(The same again, and with some Siouan feathers, sand-buried on the plain)
Двадцать лет я пытаюсь начать говорить о другом —
не о том,
что растёт, набухая зловещими знаками,
не о том,
что крадётся и шамкает старческим ртом,
не о духах распада, во всяком краю одинаковых,
как повальной болезни
симптом, —
не о гибнущем мире, слезами и потом окисленном, —
и опять повторяюсь.
Порой представляется исподволь
жизнь последних племён,
схоронивших какую-то истину
на великих равнинах, истоптанных солнцем босым.
Что у них?
Пустота
цвета вытертой грязной джинсы
и латуни замасленной.
Заржавелого грома далёкий скрежещущий рёв.

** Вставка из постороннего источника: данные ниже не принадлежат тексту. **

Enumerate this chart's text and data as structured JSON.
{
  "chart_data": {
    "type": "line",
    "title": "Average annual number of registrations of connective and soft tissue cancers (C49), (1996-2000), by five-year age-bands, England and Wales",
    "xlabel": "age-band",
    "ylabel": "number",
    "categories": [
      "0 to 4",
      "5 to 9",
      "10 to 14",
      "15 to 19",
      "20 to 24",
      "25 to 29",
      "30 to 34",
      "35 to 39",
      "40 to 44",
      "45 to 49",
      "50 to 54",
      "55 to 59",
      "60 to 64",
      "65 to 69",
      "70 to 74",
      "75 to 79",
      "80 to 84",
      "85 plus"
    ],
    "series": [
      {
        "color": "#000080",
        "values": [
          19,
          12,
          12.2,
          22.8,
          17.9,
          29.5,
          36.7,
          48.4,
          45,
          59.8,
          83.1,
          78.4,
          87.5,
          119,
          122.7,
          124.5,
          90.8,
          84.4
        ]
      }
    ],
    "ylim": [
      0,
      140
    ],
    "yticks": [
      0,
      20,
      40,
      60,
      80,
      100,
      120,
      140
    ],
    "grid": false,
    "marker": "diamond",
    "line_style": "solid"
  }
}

На столешницах скал деревянные тени орлов
и трещотки напрасные.
Марсианская почва.
Обчищенный зноем скелет
прародителя-зверя.
Беззвучные речи песчаника
обо всём,
чем кончаются
тёмные судьбы планет.
Чем питаются бездны.
— А может быть, всё-таки нет;
через сотню веков
я очнусь на заросших лишайником
ледниковых камнях,
оползающих к быстрой реке,
и надрывно вздохну, выплывая из ночи беспамятной,
и глаза разомкну, и на первом своём языке
поприветствую предков,
в личинах оленей и мамонтов
выходящих из леса,
и время потянется заново,
как бывало уже, как ещё никогда не быва…
— Но о чём тут мечтать?
Ничего не меняют слова,
даже если сбываются.
Это кровь наша воет,
свои запоздалые таинства
торопясь приоткрыть,
это тонкую нашу кору
хлещет ливень сухой,
и лепечет камыш человеческий,
сам не зная, зачем —
— потому что так было завещано:
свиристеть на ветру.
Двадцать крохотных лет я смотрю на ожоги и трещины;
двадцать лет я учусь то одной, то другой стороной
поворачивать к свету ошмётки земли изувеченной,
или плакать над ними и в ранах скопившийся гной
осторожно сцеловывать, — будто от этой смешной
бесполезной заботы
им станет полегче на капельку.
Где-то слышатся взрывы, и бьётся, как смертница в камере,
обречённая эра
под плёнкой своей нефтяной.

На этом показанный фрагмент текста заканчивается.